British Airways CEO Rod Eddington this morning in New York discussed with analysts and journalists plans to eliminate first class seating on some of the carrier's long-haul aircraft. "The days will be gone when we have first class on every aircraft," Eddington said. "First class is important but on quite a few routes that have the four-class configuration we have had an empty or a near-empty first class."
The strategy would focus on Boeing 777 aircraft serving such U.S. gateways as Denver, Phoenix and San Diego, according to BA officials. The changes may come when those aircraft are fitted with the revamped Club World business class, sporting lie-flat beds. Markets with higher demand for premium services, including Boston, Chicago, Newark, New York, Los Angeles and Washington, will not be affected.
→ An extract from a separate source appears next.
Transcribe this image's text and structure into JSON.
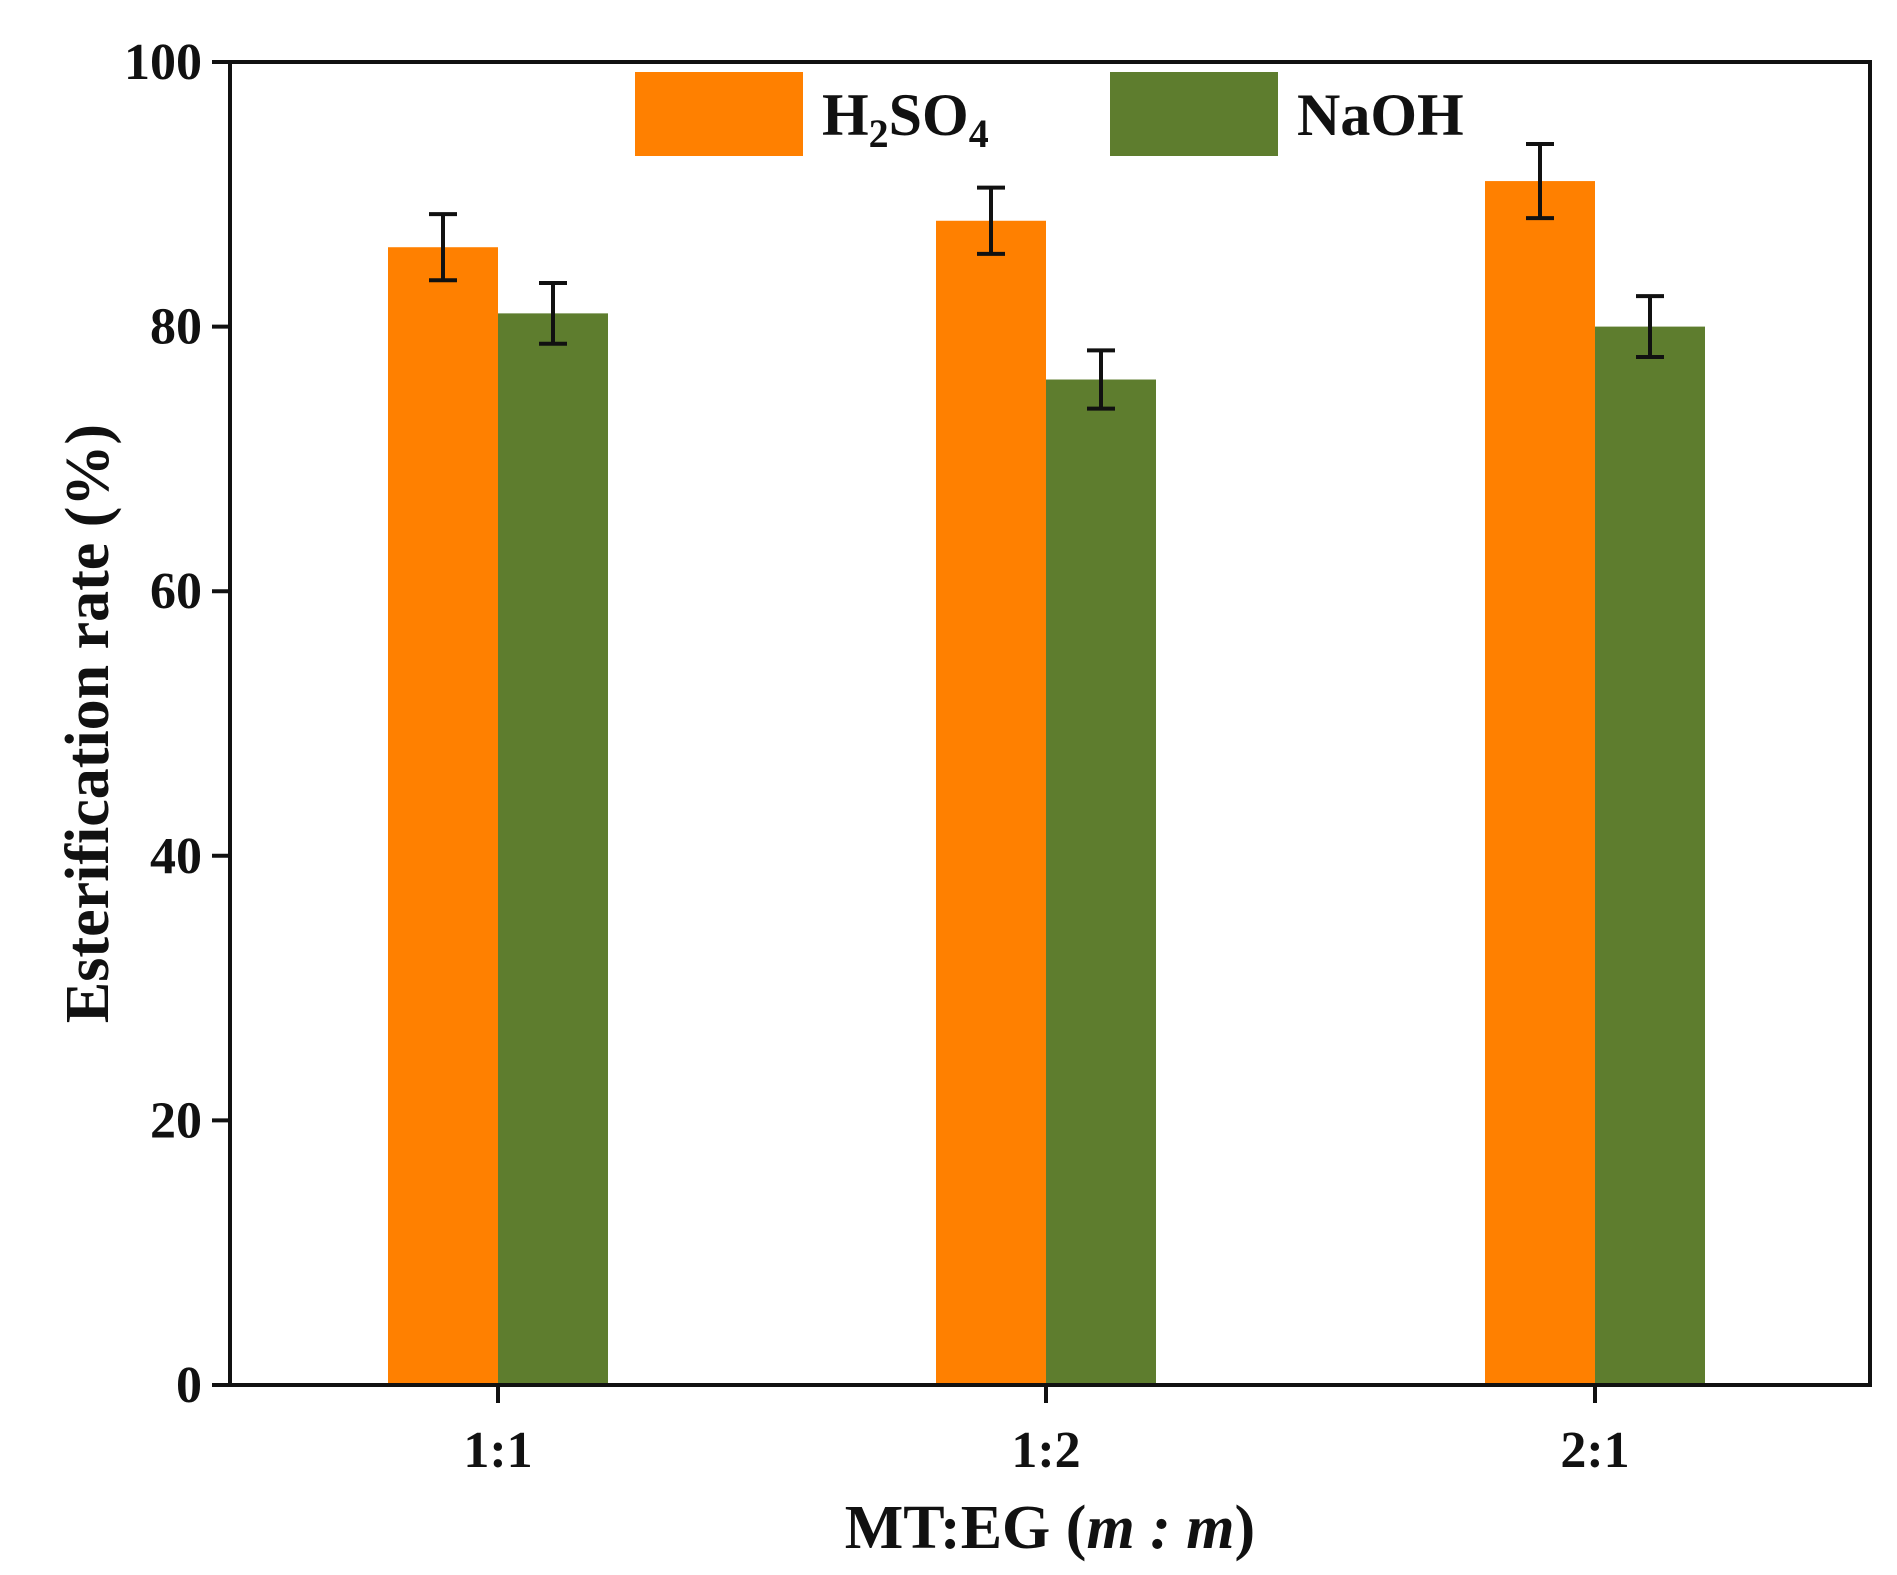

In the past few years, several carriers either have created and deployed across their entire fleet of long-haul aircraft first class/business class hybrids or eliminated first class on specific routes. Lufthansa German Airlines, for example, recently has been removing first class on certain transatlantic flights
(BTN, March 24).
Should British Airways follow suit, it would be a departure from the carrier's traditional focus on premium class. Eddington, however, stressed any such decision would not represent a general shift away from first class. British Airways previously announced that by October it will forever ground Concorde operations.
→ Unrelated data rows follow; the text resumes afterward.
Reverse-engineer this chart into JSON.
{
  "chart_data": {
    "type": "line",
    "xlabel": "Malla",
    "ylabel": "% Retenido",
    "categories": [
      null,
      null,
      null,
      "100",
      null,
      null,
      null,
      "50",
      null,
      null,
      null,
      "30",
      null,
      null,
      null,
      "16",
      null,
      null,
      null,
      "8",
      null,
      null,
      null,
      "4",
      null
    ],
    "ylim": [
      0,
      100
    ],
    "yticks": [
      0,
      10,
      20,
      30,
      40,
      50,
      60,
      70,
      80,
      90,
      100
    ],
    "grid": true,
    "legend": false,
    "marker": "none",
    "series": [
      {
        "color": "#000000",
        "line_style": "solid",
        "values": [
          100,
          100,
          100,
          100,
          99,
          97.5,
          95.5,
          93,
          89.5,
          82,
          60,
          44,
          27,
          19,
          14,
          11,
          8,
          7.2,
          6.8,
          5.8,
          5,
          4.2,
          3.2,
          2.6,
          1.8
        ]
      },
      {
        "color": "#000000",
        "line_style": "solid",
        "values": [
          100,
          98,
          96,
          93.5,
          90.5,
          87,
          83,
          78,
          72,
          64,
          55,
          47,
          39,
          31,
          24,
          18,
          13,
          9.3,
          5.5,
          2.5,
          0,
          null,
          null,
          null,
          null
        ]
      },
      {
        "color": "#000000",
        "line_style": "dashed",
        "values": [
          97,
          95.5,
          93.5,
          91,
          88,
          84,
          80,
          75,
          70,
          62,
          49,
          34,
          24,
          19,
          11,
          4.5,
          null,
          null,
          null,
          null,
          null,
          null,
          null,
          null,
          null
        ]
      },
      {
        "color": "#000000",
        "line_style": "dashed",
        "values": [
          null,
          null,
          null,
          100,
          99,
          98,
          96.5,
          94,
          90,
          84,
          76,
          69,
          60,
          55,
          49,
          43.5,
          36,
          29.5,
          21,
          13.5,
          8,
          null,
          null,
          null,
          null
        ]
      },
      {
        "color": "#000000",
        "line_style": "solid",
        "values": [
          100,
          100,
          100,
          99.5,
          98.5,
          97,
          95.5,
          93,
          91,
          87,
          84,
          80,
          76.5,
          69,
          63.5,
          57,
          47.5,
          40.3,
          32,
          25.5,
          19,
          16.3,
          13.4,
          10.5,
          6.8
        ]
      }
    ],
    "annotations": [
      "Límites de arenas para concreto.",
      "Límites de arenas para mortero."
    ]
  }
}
Eddington was in New York to brief analysts on British Airways' recently released full-year financial figures. Despite a deep loss in the fiscal fourth quarter ended March 31, the carrier's full-year, after-tax result was a $111 million profit.
The dramatic turnaround from a year earlier, during which British Airways posted sizable losses, largely was a result of comprehensive cost savings laid out early last year in the carrier's Future Size and Shape Review. "The priority now is to deliver on the second year of the program," Eddington said.
He also noted that BA's largest corporate clients remain cautious. "Everyone is waiting for signs that the economy will grow. We should not be optimistic about revenue. That is why we must focus on costs."
Eddington also weighed in on alliances, suggesting they should, in the current climate, take a back seat to individual recovery efforts. "Oneworld is in good shape, and the alliance is important," he said, "but any sensible airline management team's first priority should be fixing their own store."